O Troféu Maria Lenk começa apenas na sexta-feira, mas as disputas fora d’água começaram. A Confederação Brasileira de Desportos Aquáticos (CBDA) criticou a estrutura do recém-inaugurado Estádio Aquático Olímpico, que irá receber as provas até a próxima quarta-feira.

Por ser a última seletiva brasileira para os Jogos, a CBDA considerou importante para a preparação dos nadadores que a competição fosse realizada no local onde serão disputadas as Olimpíadas. Desde janeiro, a entidade envia ofícios ao Comitê-Rio-2016 com pelo menos 14 reivindicações que, segundo a CBDA, não serão atendidas a tempo.

— É uma obra que não está concluída. A piscina de aquecimento não tem cobertura, e as provas serão à noite. O placar eletrônico está improvisado, não há aparelhos de ar-condicionados nas salas das delegações, a iluminação é deficiente e há locais de circulação de atletas nos quais a eletricidade não fo i testada -—disse Ricardo de Moura, coordenador técnico de natação e diretor executivo da CBDA.

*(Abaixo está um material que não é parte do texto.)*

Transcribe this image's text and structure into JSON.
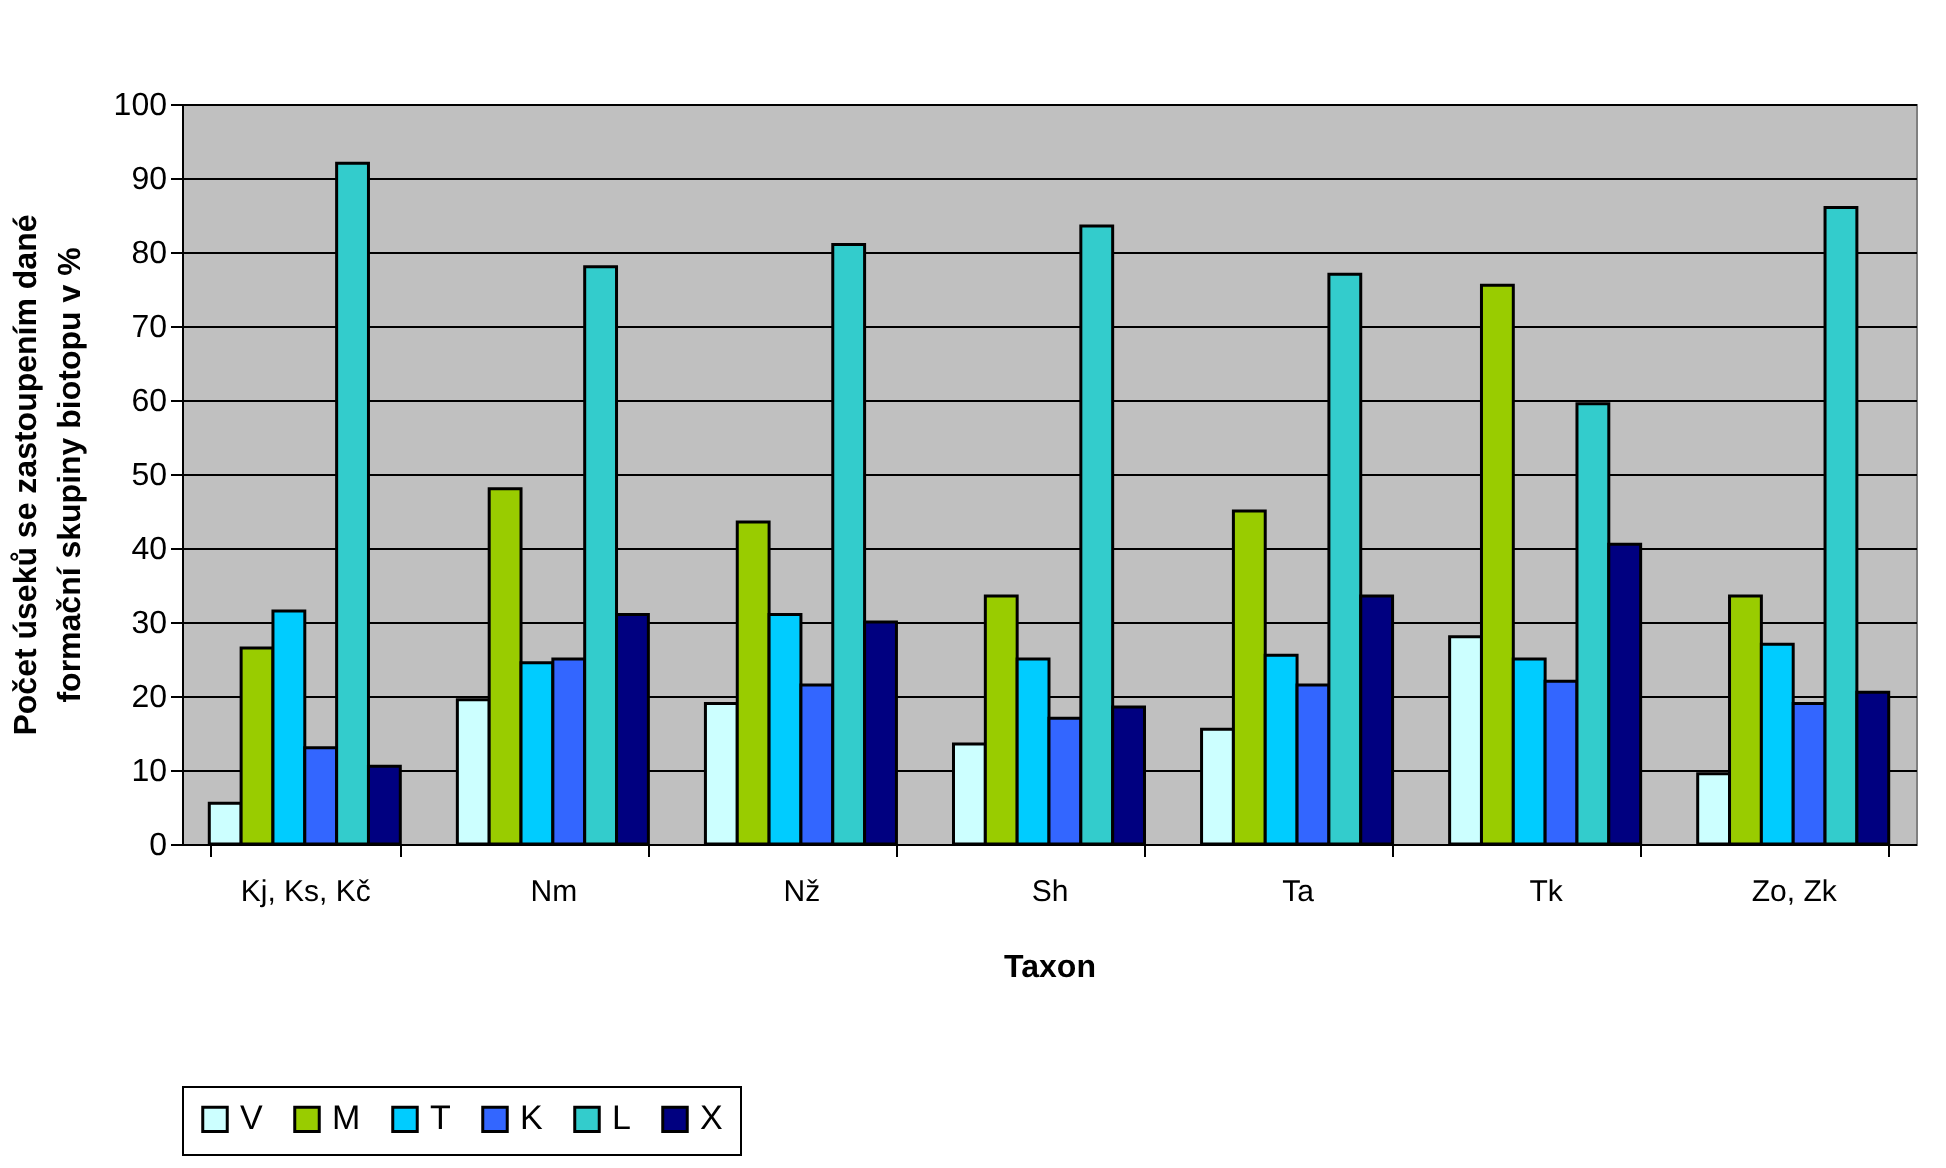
{
  "chart_data": {
    "type": "bar",
    "xlabel": "Taxon",
    "ylabel": "Počet úseků se zastoupením dané\nformační skupiny biotopu v %",
    "categories": [
      "Kj, Ks, Kč",
      "Nm",
      "Nž",
      "Sh",
      "Ta",
      "Tk",
      "Zo, Zk"
    ],
    "series": [
      {
        "name": "V",
        "color": "#ccffff",
        "values": [
          5.5,
          19.5,
          19,
          13.5,
          15.5,
          28,
          9.5
        ]
      },
      {
        "name": "M",
        "color": "#99cc00",
        "values": [
          26.5,
          48,
          43.5,
          33.5,
          45,
          75.5,
          33.5
        ]
      },
      {
        "name": "T",
        "color": "#00ccff",
        "values": [
          31.5,
          24.5,
          31,
          25,
          25.5,
          25,
          27
        ]
      },
      {
        "name": "K",
        "color": "#3366ff",
        "values": [
          13,
          25,
          21.5,
          17,
          21.5,
          22,
          19
        ]
      },
      {
        "name": "L",
        "color": "#33cccc",
        "values": [
          92,
          78,
          81,
          83.5,
          77,
          59.5,
          86
        ]
      },
      {
        "name": "X",
        "color": "#000080",
        "values": [
          10.5,
          31,
          30,
          18.5,
          33.5,
          40.5,
          20.5
        ]
      }
    ],
    "ylim": [
      0,
      100
    ],
    "yticks": [
      0,
      10,
      20,
      30,
      40,
      50,
      60,
      70,
      80,
      90,
      100
    ],
    "grid": "y",
    "legend": "bottom"
  }
}
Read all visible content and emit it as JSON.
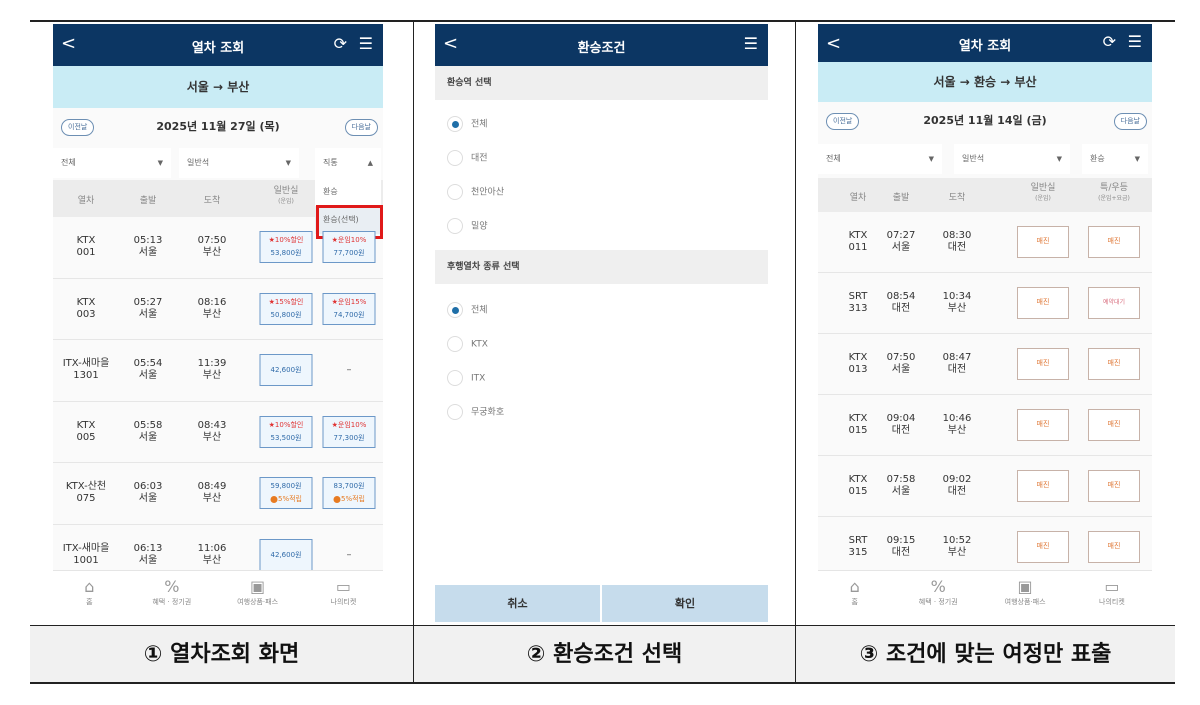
{
  "captions": [
    "① 열차조회 화면",
    "② 환승조건 선택",
    "③ 조건에 맞는 여정만 표출"
  ],
  "colors": {
    "header": "#0c3663",
    "route_bar": "#c9ecf5",
    "highlight": "#e01919",
    "sold_out": "#e07a3a"
  },
  "columns": {
    "train": "열차",
    "dep": "출발",
    "arr": "도착",
    "general": "일반실",
    "general_sub": "(운임)",
    "special": "특/우등",
    "special_sub": "(운임+요금)"
  },
  "nav": [
    {
      "label": "홈",
      "icon": "home-icon"
    },
    {
      "label": "혜택 · 정기권",
      "icon": "discount-icon"
    },
    {
      "label": "여행상품·패스",
      "icon": "luggage-icon"
    },
    {
      "label": "나의티켓",
      "icon": "ticket-icon"
    }
  ],
  "screen1": {
    "title": "열차 조회",
    "route": "서울 → 부산",
    "prev": "이전날",
    "next": "다음날",
    "date": "2025년 11월 27일 (목)",
    "filters": [
      "전체",
      "일반석",
      "직통"
    ],
    "dropdown": [
      "환승",
      "환승(선택)"
    ],
    "rows": [
      {
        "train": "KTX",
        "no": "001",
        "dep": "05:13",
        "dep_st": "서울",
        "arr": "07:50",
        "arr_st": "부산",
        "g": {
          "disc": "★10%할인",
          "price": "53,800원"
        },
        "s": {
          "disc": "★운임10%",
          "price": "77,700원"
        }
      },
      {
        "train": "KTX",
        "no": "003",
        "dep": "05:27",
        "dep_st": "서울",
        "arr": "08:16",
        "arr_st": "부산",
        "g": {
          "disc": "★15%할인",
          "price": "50,800원"
        },
        "s": {
          "disc": "★운임15%",
          "price": "74,700원"
        }
      },
      {
        "train": "ITX-새마을",
        "no": "1301",
        "dep": "05:54",
        "dep_st": "서울",
        "arr": "11:39",
        "arr_st": "부산",
        "g": {
          "price": "42,600원"
        },
        "s": null,
        "none": "–"
      },
      {
        "train": "KTX",
        "no": "005",
        "dep": "05:58",
        "dep_st": "서울",
        "arr": "08:43",
        "arr_st": "부산",
        "g": {
          "disc": "★10%할인",
          "price": "53,500원"
        },
        "s": {
          "disc": "★운임10%",
          "price": "77,300원"
        }
      },
      {
        "train": "KTX-산천",
        "no": "075",
        "dep": "06:03",
        "dep_st": "서울",
        "arr": "08:49",
        "arr_st": "부산",
        "g": {
          "price": "59,800원",
          "point": "5%적립"
        },
        "s": {
          "price": "83,700원",
          "point": "5%적립"
        }
      },
      {
        "train": "ITX-새마을",
        "no": "1001",
        "dep": "06:13",
        "dep_st": "서울",
        "arr": "11:06",
        "arr_st": "부산",
        "g": {
          "price": "42,600원"
        },
        "s": null,
        "none": "–"
      }
    ]
  },
  "screen2": {
    "title": "환승조건",
    "section1": "환승역 선택",
    "stations": [
      {
        "label": "전체",
        "checked": true
      },
      {
        "label": "대전",
        "checked": false
      },
      {
        "label": "천안아산",
        "checked": false
      },
      {
        "label": "밀양",
        "checked": false
      }
    ],
    "section2": "후행열차 종류 선택",
    "types": [
      {
        "label": "전체",
        "checked": true
      },
      {
        "label": "KTX",
        "checked": false
      },
      {
        "label": "ITX",
        "checked": false
      },
      {
        "label": "무궁화호",
        "checked": false
      }
    ],
    "cancel": "취소",
    "confirm": "확인"
  },
  "screen3": {
    "title": "열차 조회",
    "route": "서울 → 환승 → 부산",
    "prev": "이전날",
    "next": "다음날",
    "date": "2025년 11월 14일 (금)",
    "filters": [
      "전체",
      "일반석",
      "환승"
    ],
    "rows": [
      {
        "train": "KTX",
        "no": "011",
        "dep": "07:27",
        "dep_st": "서울",
        "arr": "08:30",
        "arr_st": "대전",
        "g": "매진",
        "s": "매진"
      },
      {
        "train": "SRT",
        "no": "313",
        "dep": "08:54",
        "dep_st": "대전",
        "arr": "10:34",
        "arr_st": "부산",
        "g": "매진",
        "s": "예약대기"
      },
      {
        "train": "KTX",
        "no": "013",
        "dep": "07:50",
        "dep_st": "서울",
        "arr": "08:47",
        "arr_st": "대전",
        "g": "매진",
        "s": "매진"
      },
      {
        "train": "KTX",
        "no": "015",
        "dep": "09:04",
        "dep_st": "대전",
        "arr": "10:46",
        "arr_st": "부산",
        "g": "매진",
        "s": "매진"
      },
      {
        "train": "KTX",
        "no": "015",
        "dep": "07:58",
        "dep_st": "서울",
        "arr": "09:02",
        "arr_st": "대전",
        "g": "매진",
        "s": "매진"
      },
      {
        "train": "SRT",
        "no": "315",
        "dep": "09:15",
        "dep_st": "대전",
        "arr": "10:52",
        "arr_st": "부산",
        "g": "매진",
        "s": "매진"
      }
    ]
  }
}
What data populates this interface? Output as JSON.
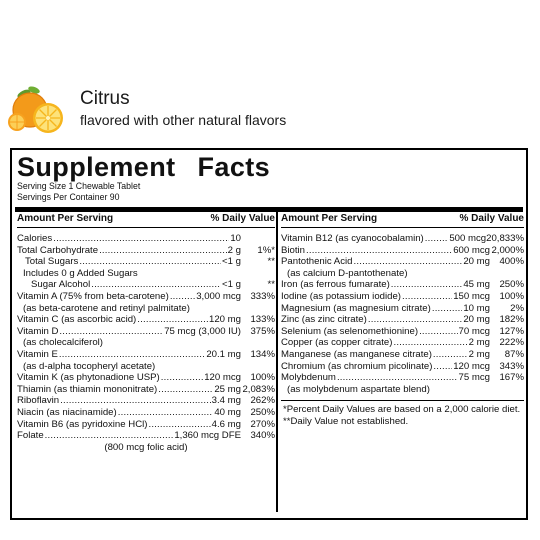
{
  "flavor": {
    "name": "Citrus",
    "subtitle": "flavored with other natural flavors",
    "icon": "citrus-fruit-icon"
  },
  "facts": {
    "title_left": "Supplement",
    "title_right": "Facts",
    "serving_size": "Serving Size 1 Chewable Tablet",
    "servings_per_container": "Servings Per Container 90",
    "header_amount": "Amount Per Serving",
    "header_dv": "% Daily Value",
    "left_rows": [
      {
        "name": "Calories",
        "amt": "10",
        "dv": ""
      },
      {
        "name": "Total Carbohydrate",
        "amt": "2 g",
        "dv": "1%*"
      },
      {
        "name": "Total Sugars",
        "amt": "<1 g",
        "dv": "**",
        "indent": 1
      },
      {
        "note": "Includes 0 g Added Sugars",
        "indent": 2
      },
      {
        "name": "Sugar Alcohol",
        "amt": "<1 g",
        "dv": "**",
        "indent": 2
      },
      {
        "name": "Vitamin A (75% from beta-carotene)",
        "amt": "3,000 mcg",
        "dv": "333%"
      },
      {
        "note": "(as beta-carotene and retinyl palmitate)"
      },
      {
        "name": "Vitamin C (as ascorbic acid)",
        "amt": "120 mg",
        "dv": "133%"
      },
      {
        "name": "Vitamin D",
        "amt": "75 mcg (3,000 IU)",
        "dv": "375%"
      },
      {
        "note": "(as cholecalciferol)"
      },
      {
        "name": "Vitamin E",
        "amt": "20.1 mg",
        "dv": "134%"
      },
      {
        "note": "(as d-alpha tocopheryl acetate)"
      },
      {
        "name": "Vitamin K (as phytonadione USP)",
        "amt": "120 mcg",
        "dv": "100%"
      },
      {
        "name": "Thiamin (as thiamin mononitrate)",
        "amt": "25 mg",
        "dv": "2,083%"
      },
      {
        "name": "Riboflavin",
        "amt": "3.4 mg",
        "dv": "262%"
      },
      {
        "name": "Niacin (as niacinamide)",
        "amt": "40 mg",
        "dv": "250%"
      },
      {
        "name": "Vitamin B6 (as pyridoxine HCl)",
        "amt": "4.6 mg",
        "dv": "270%"
      },
      {
        "name": "Folate",
        "amt": "1,360 mcg DFE",
        "dv": "340%"
      },
      {
        "note": "(800 mcg folic acid)",
        "center": true
      }
    ],
    "right_rows": [
      {
        "name": "Vitamin B12 (as cyanocobalamin)",
        "amt": "500 mcg",
        "dv": "20,833%"
      },
      {
        "name": "Biotin",
        "amt": "600 mcg",
        "dv": "2,000%"
      },
      {
        "name": "Pantothenic Acid",
        "amt": "20 mg",
        "dv": "400%"
      },
      {
        "note": "(as calcium D-pantothenate)"
      },
      {
        "name": "Iron (as ferrous fumarate)",
        "amt": "45 mg",
        "dv": "250%"
      },
      {
        "name": "Iodine (as potassium iodide)",
        "amt": "150 mcg",
        "dv": "100%"
      },
      {
        "name": "Magnesium (as magnesium citrate)",
        "amt": "10 mg",
        "dv": "2%"
      },
      {
        "name": "Zinc (as zinc citrate)",
        "amt": "20 mg",
        "dv": "182%"
      },
      {
        "name": "Selenium (as selenomethionine)",
        "amt": "70 mcg",
        "dv": "127%"
      },
      {
        "name": "Copper (as copper citrate)",
        "amt": "2 mg",
        "dv": "222%"
      },
      {
        "name": "Manganese (as manganese citrate)",
        "amt": "2 mg",
        "dv": "87%"
      },
      {
        "name": "Chromium (as chromium picolinate)",
        "amt": "120 mcg",
        "dv": "343%"
      },
      {
        "name": "Molybdenum",
        "amt": "75 mcg",
        "dv": "167%"
      },
      {
        "note": "(as molybdenum aspartate blend)"
      }
    ],
    "footnotes": [
      "*Percent Daily Values are based on a 2,000 calorie diet.",
      "**Daily Value not established."
    ]
  }
}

O Estádio Aquático Olímpico foi inaugurado na última sexta-feira. Em 25 de janeiro deste ano, a CBDA já havia enviado ofício ao Comitê Rio-2016 no qual fazia a proposta de realizar a competição no Parque Aquático Maria Lenk, também na Barra, e que reuniria as condições para o evento. Inclusive, com a possibilidade de acesso do público, vetado no novo local.

— Vamos fazer um evento-teste em um cenário que não será o cenário dos Jogos. Teremos que contar com a colaboração de todos os envolvidos para que haja um mínimo de organização, porque o Estádio Aquático não foi testado. No evento de saltos, acabou a luz. E se acontecer de novo? A empresa que instalou a piscina teve problemas. E aí?— questiona o dirigente.

Já no dia 15 de fevereiro, após visita da CBDA e de Cornel Marculescu, diretor executivo da Federação Nacional de Natação (Fina), um novo ofício foi remetido ao Comitê, dessa vez com a preocupação da entidade máxima do esporte com o atraso nas obras e indefinição da conclusão de áreas operacionais.

O custo do evento é de R$ 1 milhão, e de responsabilidade da CBDA. Se o valor for ultrapassado, o Comitê terá que cobrir o restante.

— Mas não conseguem complementar. Somos a única confederação que bate de frente. Os eventos-testes de outras modalidades tiveram problemas — disse De Moura.

Diretor de Comunicação do Comitê, Mario Andrada informou que pequenas intervenções serão feitas, mas a cobertura não será mexida:

— Não era para ser coberta. Agosto é seco, não chove. Já respondemos aos ofícios dizendo que está tudo bem.